Objectives: Hepatocyte growth factor plays a significant role in angiogenesis, anti-apoptosis, and anti-transforming growth factor-beta1-mediated fibrosis in several organs. In this study, we investigated the effect of transfection of the hepatocyte growth factor gene in attenuation of cardiac remodeling in the hypertrophied heart.
Methods: Two weeks after banding the ascending aorta of male Sprague-Dawley rats, a hemagglutinating virus of Japan-liposome complex with (H group) or without (C group) human hepatocyte growth factor cDNA was transfected into the left ventricle wall by direct injection. The hepatocyte growth factor, c-Met, and transforming growth factor-beta1 mRNA levels in the left ventricle were then analyzed by real-time quantitative reverse-transcriptase polymerase chain reaction.
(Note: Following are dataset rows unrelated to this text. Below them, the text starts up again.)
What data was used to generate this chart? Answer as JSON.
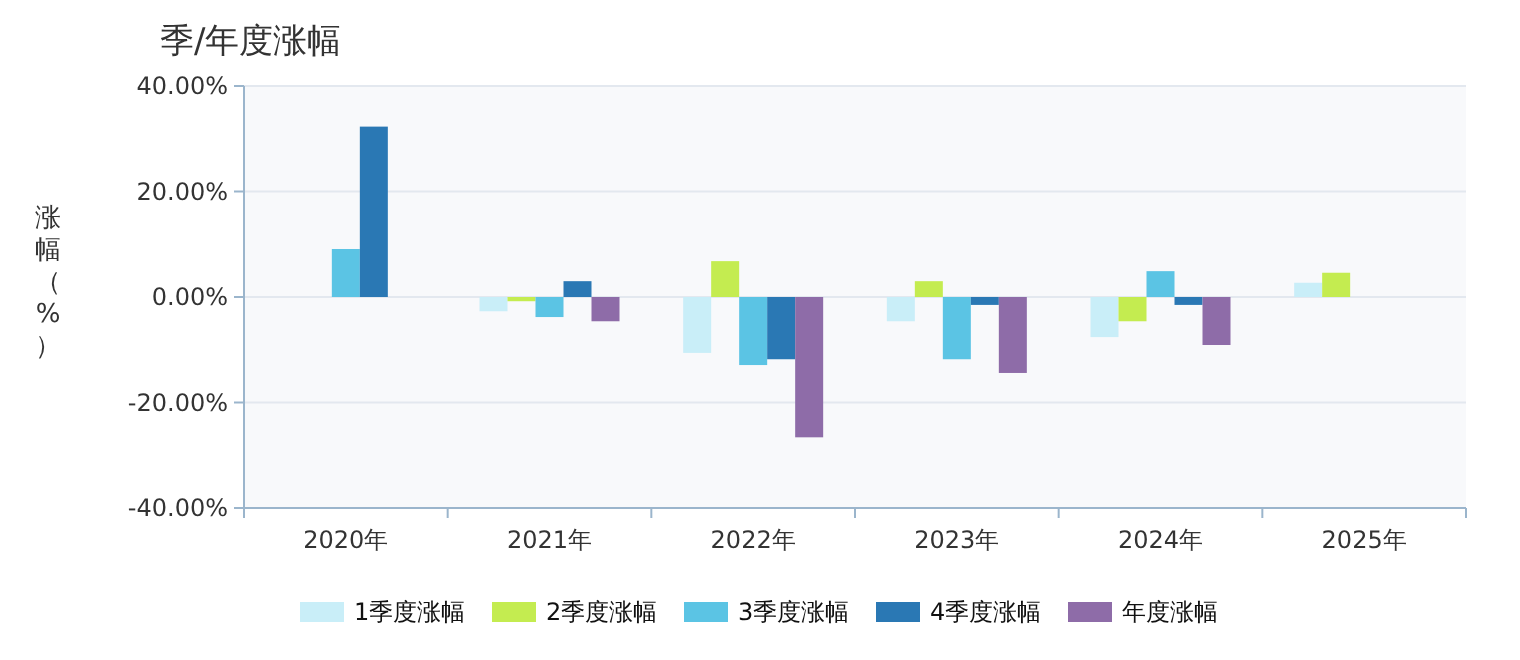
{
  "chart_data": {
    "type": "bar",
    "title": "季/年度涨幅",
    "ylabel": "涨幅（%）",
    "categories": [
      "2020年",
      "2021年",
      "2022年",
      "2023年",
      "2024年",
      "2025年"
    ],
    "series": [
      {
        "name": "1季度涨幅",
        "color": "#c9eef8",
        "values": [
          null,
          -2.7,
          -10.6,
          -4.6,
          -7.6,
          2.7
        ]
      },
      {
        "name": "2季度涨幅",
        "color": "#c4ec50",
        "values": [
          null,
          -0.8,
          6.8,
          3.0,
          -4.6,
          4.6
        ]
      },
      {
        "name": "3季度涨幅",
        "color": "#5bc4e4",
        "values": [
          9.1,
          -3.8,
          -12.9,
          -11.8,
          4.9,
          null
        ]
      },
      {
        "name": "4季度涨幅",
        "color": "#2a78b4",
        "values": [
          32.3,
          3.0,
          -11.8,
          -1.5,
          -1.5,
          null
        ]
      },
      {
        "name": "年度涨幅",
        "color": "#8e6ca8",
        "values": [
          null,
          -4.6,
          -26.6,
          -14.4,
          -9.1,
          null
        ]
      }
    ],
    "ylim": [
      -40,
      40
    ],
    "yticks": [
      {
        "value": -40,
        "label": "-40.00%"
      },
      {
        "value": -20,
        "label": "-20.00%"
      },
      {
        "value": 0,
        "label": "0.00%"
      },
      {
        "value": 20,
        "label": "20.00%"
      },
      {
        "value": 40,
        "label": "40.00%"
      }
    ],
    "grid": "y",
    "legend": "bottom"
  }
}
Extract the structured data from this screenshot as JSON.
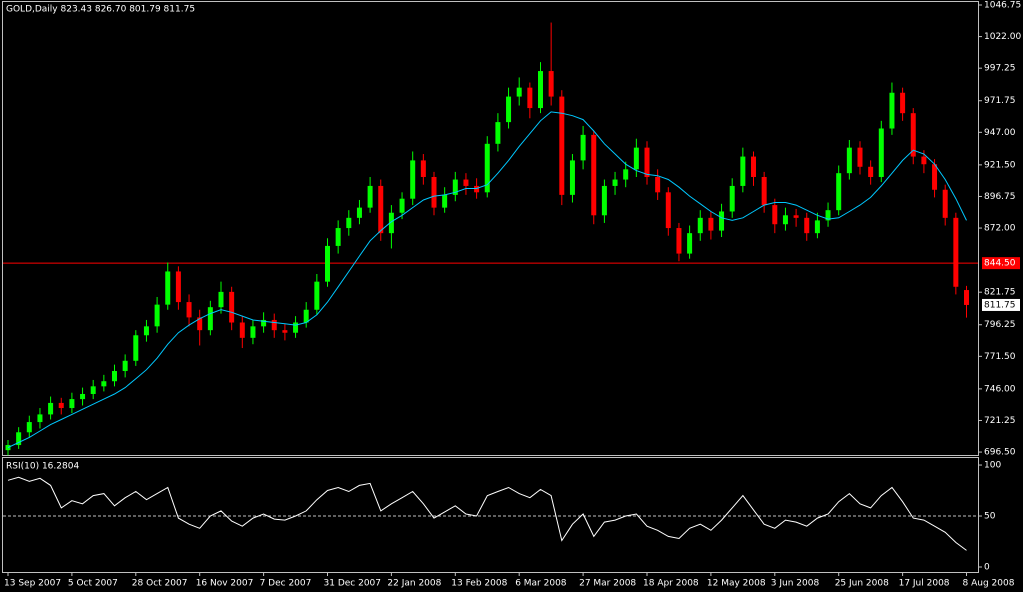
{
  "chart_data": [
    {
      "type": "candlestick",
      "title": "GOLD,Daily  823.43 826.70 801.79 811.75",
      "categories": [
        "13 Sep 2007",
        null,
        null,
        null,
        null,
        null,
        "5 Oct 2007",
        null,
        null,
        null,
        null,
        null,
        "28 Oct 2007",
        null,
        null,
        null,
        null,
        null,
        "16 Nov 2007",
        null,
        null,
        null,
        null,
        null,
        "7 Dec 2007",
        null,
        null,
        null,
        null,
        null,
        "31 Dec 2007",
        null,
        null,
        null,
        null,
        null,
        "22 Jan 2008",
        null,
        null,
        null,
        null,
        null,
        "13 Feb 2008",
        null,
        null,
        null,
        null,
        null,
        "6 Mar 2008",
        null,
        null,
        null,
        null,
        null,
        "27 Mar 2008",
        null,
        null,
        null,
        null,
        null,
        "18 Apr 2008",
        null,
        null,
        null,
        null,
        null,
        "12 May 2008",
        null,
        null,
        null,
        null,
        null,
        "3 Jun 2008",
        null,
        null,
        null,
        null,
        null,
        "25 Jun 2008",
        null,
        null,
        null,
        null,
        null,
        "17 Jul 2008",
        null,
        null,
        null,
        null,
        null,
        "8 Aug 2008"
      ],
      "open": [
        698,
        702,
        712,
        720,
        726,
        735,
        731,
        738,
        742,
        748,
        752,
        760,
        768,
        788,
        795,
        812,
        838,
        814,
        802,
        792,
        810,
        822,
        798,
        786,
        795,
        800,
        792,
        790,
        798,
        808,
        830,
        858,
        872,
        880,
        888,
        905,
        868,
        884,
        895,
        925,
        912,
        888,
        898,
        910,
        905,
        900,
        938,
        955,
        975,
        982,
        966,
        995,
        975,
        898,
        925,
        945,
        882,
        905,
        910,
        918,
        935,
        912,
        900,
        872,
        852,
        868,
        880,
        870,
        885,
        905,
        928,
        912,
        890,
        875,
        882,
        880,
        868,
        878,
        886,
        915,
        935,
        920,
        912,
        950,
        978,
        962,
        928,
        922,
        902,
        880,
        823.43
      ],
      "high": [
        706,
        716,
        725,
        731,
        740,
        739,
        743,
        747,
        753,
        757,
        765,
        773,
        792,
        800,
        818,
        845,
        842,
        820,
        808,
        815,
        830,
        826,
        803,
        800,
        806,
        805,
        797,
        803,
        814,
        836,
        864,
        878,
        886,
        894,
        912,
        910,
        890,
        900,
        932,
        930,
        916,
        904,
        916,
        915,
        911,
        944,
        962,
        982,
        990,
        986,
        1002,
        1033,
        980,
        930,
        952,
        948,
        910,
        916,
        924,
        942,
        940,
        918,
        904,
        876,
        874,
        886,
        885,
        891,
        911,
        935,
        932,
        916,
        895,
        888,
        887,
        884,
        884,
        892,
        921,
        941,
        940,
        925,
        956,
        986,
        982,
        966,
        933,
        926,
        906,
        884,
        826.7
      ],
      "low": [
        694,
        699,
        708,
        715,
        722,
        726,
        727,
        733,
        738,
        744,
        748,
        755,
        764,
        783,
        790,
        808,
        808,
        795,
        780,
        788,
        805,
        792,
        778,
        781,
        790,
        786,
        784,
        786,
        794,
        804,
        826,
        852,
        866,
        875,
        884,
        862,
        856,
        879,
        890,
        906,
        882,
        884,
        893,
        898,
        895,
        896,
        932,
        950,
        968,
        958,
        962,
        968,
        890,
        892,
        918,
        875,
        876,
        898,
        904,
        912,
        906,
        894,
        866,
        846,
        848,
        862,
        863,
        865,
        880,
        900,
        905,
        884,
        868,
        870,
        873,
        862,
        864,
        873,
        882,
        910,
        914,
        906,
        908,
        945,
        956,
        922,
        915,
        896,
        874,
        820,
        801.79
      ],
      "close": [
        702,
        712,
        720,
        726,
        735,
        731,
        738,
        742,
        748,
        752,
        760,
        768,
        788,
        795,
        812,
        838,
        814,
        802,
        792,
        810,
        822,
        798,
        786,
        795,
        800,
        792,
        790,
        798,
        808,
        830,
        858,
        872,
        880,
        888,
        905,
        868,
        884,
        895,
        925,
        912,
        888,
        898,
        910,
        905,
        900,
        938,
        955,
        975,
        982,
        966,
        995,
        975,
        898,
        925,
        945,
        882,
        905,
        910,
        918,
        935,
        912,
        900,
        872,
        852,
        868,
        880,
        870,
        885,
        905,
        928,
        912,
        890,
        875,
        882,
        880,
        868,
        878,
        886,
        915,
        935,
        920,
        912,
        950,
        978,
        962,
        928,
        922,
        902,
        880,
        826,
        811.75
      ],
      "up_color": "#00ff00",
      "down_color": "#ff0000",
      "overlay_values": [
        700,
        704,
        708,
        713,
        718,
        722,
        726,
        730,
        734,
        738,
        742,
        747,
        754,
        761,
        770,
        781,
        790,
        796,
        801,
        805,
        808,
        806,
        803,
        800,
        799,
        798,
        797,
        796,
        798,
        804,
        814,
        826,
        838,
        850,
        862,
        870,
        877,
        882,
        888,
        894,
        897,
        898,
        900,
        903,
        903,
        906,
        915,
        925,
        936,
        946,
        956,
        963,
        962,
        960,
        957,
        948,
        938,
        930,
        922,
        917,
        914,
        913,
        910,
        904,
        897,
        891,
        885,
        880,
        878,
        880,
        885,
        890,
        892,
        892,
        890,
        886,
        882,
        879,
        880,
        885,
        890,
        896,
        905,
        915,
        925,
        933,
        930,
        922,
        910,
        895,
        878
      ],
      "overlay_color": "#00c8ff",
      "hline": {
        "value": 844.5,
        "label": "844.50",
        "color": "#ff0000"
      },
      "last_label": "811.75",
      "ylim": [
        694.2,
        1049.1
      ],
      "yticks": [
        {
          "value": 1046.75,
          "label": "1046.75"
        },
        {
          "value": 1022,
          "label": "1022.00"
        },
        {
          "value": 997.25,
          "label": "997.25"
        },
        {
          "value": 971.75,
          "label": "971.75"
        },
        {
          "value": 947,
          "label": "947.00"
        },
        {
          "value": 921.5,
          "label": "921.50"
        },
        {
          "value": 896.75,
          "label": "896.75"
        },
        {
          "value": 872,
          "label": "872.00"
        },
        {
          "value": 821.75,
          "label": "821.75"
        },
        {
          "value": 796.25,
          "label": "796.25"
        },
        {
          "value": 771.5,
          "label": "771.50"
        },
        {
          "value": 746,
          "label": "746.00"
        },
        {
          "value": 721.25,
          "label": "721.25"
        },
        {
          "value": 696.5,
          "label": "696.50"
        }
      ]
    },
    {
      "type": "line",
      "title": "RSI(10) 16.2804",
      "color": "#ffffff",
      "values": [
        85,
        88,
        84,
        87,
        80,
        58,
        65,
        62,
        70,
        72,
        60,
        68,
        74,
        66,
        72,
        78,
        48,
        42,
        38,
        50,
        55,
        45,
        40,
        48,
        52,
        47,
        46,
        50,
        55,
        66,
        75,
        78,
        74,
        80,
        82,
        55,
        62,
        68,
        74,
        62,
        48,
        54,
        60,
        52,
        50,
        70,
        74,
        78,
        72,
        68,
        76,
        70,
        26,
        42,
        52,
        30,
        44,
        46,
        50,
        52,
        40,
        36,
        30,
        28,
        38,
        42,
        36,
        46,
        58,
        70,
        56,
        42,
        38,
        46,
        44,
        40,
        48,
        52,
        64,
        72,
        62,
        58,
        70,
        78,
        64,
        48,
        46,
        40,
        34,
        24,
        16.2804
      ],
      "level": 50,
      "ylim": [
        -4.9,
        106.9
      ],
      "yticks": [
        100,
        50,
        0
      ]
    }
  ]
}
Results: Two weeks after transfection, the expression of transforming growth factor-beta1 mRNA was significantly attenuated in the H group compared with the C group (P < .01). Myocardial collagen content after 4 weeks of banding was significantly lower in the H group (5.0 +/- 0.6 mg/g tissue) than in the C group (7.4 +/- 0.5 mg/g tissue, P < .01). Left ventricular diastolic function (E/A ratios quantified by Doppler echocardiography) showed a significant increase in the H group (1.9 +/- 0.1) compared with the C group (1.1 +/- 0.1, P < .01).
Conclusions: Our results demonstrated that gene transfection of hepatocyte growth factor attenuated left ventricular diastolic dysfunction and cardiac fibrosis in association with a decrease in transforming growth factor-beta1 in the rat heart subjected to pressure overload. Thus, the transfection of the hepatocyte growth factor gene into the hypertrophied heart may be a strategy for the hypertrophied and failing heart even for cardiac surgery.